Download or read book T S Eliot France and the Mind of Europe written by Jayme Stayer and published by Cambridge Scholars Publishing. This book was released on 2015-09-18 with total page 270 pages. Available in PDF, EPUB and Kindle. Book excerpt: In late 1910, after graduating from Harvard with a master’s degree in philosophy, the young T. S. Eliot headed across the Atlantic for a year of life and study in France, a country whose poets had already deeply affected his sensibility. His short year there was to change him even more decisively, as he rubbed up against the artistic, philosophical, psychological and political currents of early-century Paris. The absorbent mind of Eliot – as shaped by what he later termed “the mind of Europe” – was a node in this interlocking grid of influences. As there is no understanding T. S. Eliot without considering the impact of French art and thought on his development, this volume serves both as a centennial commemoration of Eliot’s year in Paris and as a reconsideration of the role of France and, more widely, Europe, as they bore on his growth as an artist and critic.

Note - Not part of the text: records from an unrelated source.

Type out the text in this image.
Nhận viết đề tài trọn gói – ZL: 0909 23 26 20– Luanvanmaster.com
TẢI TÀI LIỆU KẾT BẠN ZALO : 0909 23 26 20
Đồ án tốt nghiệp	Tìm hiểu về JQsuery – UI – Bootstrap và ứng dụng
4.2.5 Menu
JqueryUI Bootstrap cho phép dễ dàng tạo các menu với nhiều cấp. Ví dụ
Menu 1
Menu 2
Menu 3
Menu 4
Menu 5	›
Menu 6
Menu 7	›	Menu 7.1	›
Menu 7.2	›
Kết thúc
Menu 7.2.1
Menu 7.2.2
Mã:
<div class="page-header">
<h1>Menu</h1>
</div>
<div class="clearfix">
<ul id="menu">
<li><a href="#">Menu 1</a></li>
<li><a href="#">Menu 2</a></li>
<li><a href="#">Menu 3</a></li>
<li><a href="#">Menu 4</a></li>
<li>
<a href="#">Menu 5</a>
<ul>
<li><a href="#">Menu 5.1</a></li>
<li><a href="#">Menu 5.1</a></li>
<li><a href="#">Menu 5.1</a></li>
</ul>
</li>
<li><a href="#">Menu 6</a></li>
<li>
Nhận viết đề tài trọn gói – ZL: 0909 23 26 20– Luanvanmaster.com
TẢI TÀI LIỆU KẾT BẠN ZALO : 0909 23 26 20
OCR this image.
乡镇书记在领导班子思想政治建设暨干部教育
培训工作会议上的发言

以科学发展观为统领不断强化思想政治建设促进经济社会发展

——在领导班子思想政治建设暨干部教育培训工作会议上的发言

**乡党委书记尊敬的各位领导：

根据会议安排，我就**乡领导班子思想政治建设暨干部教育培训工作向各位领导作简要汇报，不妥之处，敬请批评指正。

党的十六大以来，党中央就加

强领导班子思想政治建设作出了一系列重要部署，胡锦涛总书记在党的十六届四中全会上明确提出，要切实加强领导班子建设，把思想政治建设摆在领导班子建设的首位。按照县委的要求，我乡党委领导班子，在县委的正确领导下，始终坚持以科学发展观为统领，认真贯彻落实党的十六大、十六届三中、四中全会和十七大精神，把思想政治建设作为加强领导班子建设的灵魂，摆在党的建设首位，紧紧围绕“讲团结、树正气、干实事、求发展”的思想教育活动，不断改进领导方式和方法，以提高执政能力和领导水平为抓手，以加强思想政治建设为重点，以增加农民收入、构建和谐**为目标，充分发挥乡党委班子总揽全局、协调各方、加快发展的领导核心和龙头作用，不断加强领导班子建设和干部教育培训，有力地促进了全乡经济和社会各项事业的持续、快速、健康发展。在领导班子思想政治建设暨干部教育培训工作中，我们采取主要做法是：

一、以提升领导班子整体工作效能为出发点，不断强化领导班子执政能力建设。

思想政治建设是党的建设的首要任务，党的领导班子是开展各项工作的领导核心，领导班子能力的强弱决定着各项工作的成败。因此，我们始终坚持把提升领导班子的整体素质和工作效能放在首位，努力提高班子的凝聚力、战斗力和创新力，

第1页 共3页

Most scholarship on Eliot and France has focused on Eliot’s relationship to the nineteenth-century Symbolists and to the philosophy of Henri Bergson. This old frame of reference is broken apart in favor of a much wider field that still takes Paris as its center but reaches across national borders. The volume is divided into two overlapping sections: the first, “Eliot and France,” focuses on French authors and trends that shaped Eliot and on the personal experiences in Paris that are legible in his artistic development. The second section, “Eliot and Europe,” situates Eliot in a broader matrix, including Anglo-French literary theory, evolutionary sociology, and German influences. Contributors include several highly respected names in the field of modernist studies – including Jean-Michel Rabaté, Jewel Spears Brooker, and Joyce Wexler – as well as a number of well-established Eliot scholars. Reflecting multiple perspectives, this volume does not offer a single, revisionist take on French and European influence in Eliot’s work. Rather, it circles back to familiar territory, deepening and complicating the accepted narratives. It also opens up new veins of inquiry from unexpected sources and understudied phenomena, drawing on the recently published letters and essays that are currently remapping the field of Eliot studies.

Book A Fascist Century

    Book Details:
  • Author : R. Griffin
  • Publisher : Springer
  • Release : 2008-08-20
  • ISBN : 0230594131
  • Pages : 270 pages

Download or read book A Fascist Century written by R. Griffin and published by Springer. This book was released on 2008-08-20 with total page 270 pages. Available in PDF, EPUB and Kindle. Book excerpt: Ten essays on the nature of fascism by a leading scholar in the field, focusing on how to understand and apply fascist ideology to various movements since the twentieth century, Mussolini's prophesied 'fascist century'. Includes studies of fascism's attempted temporal revolution; Nazism as extended case-study; and fascism's postwar evolution.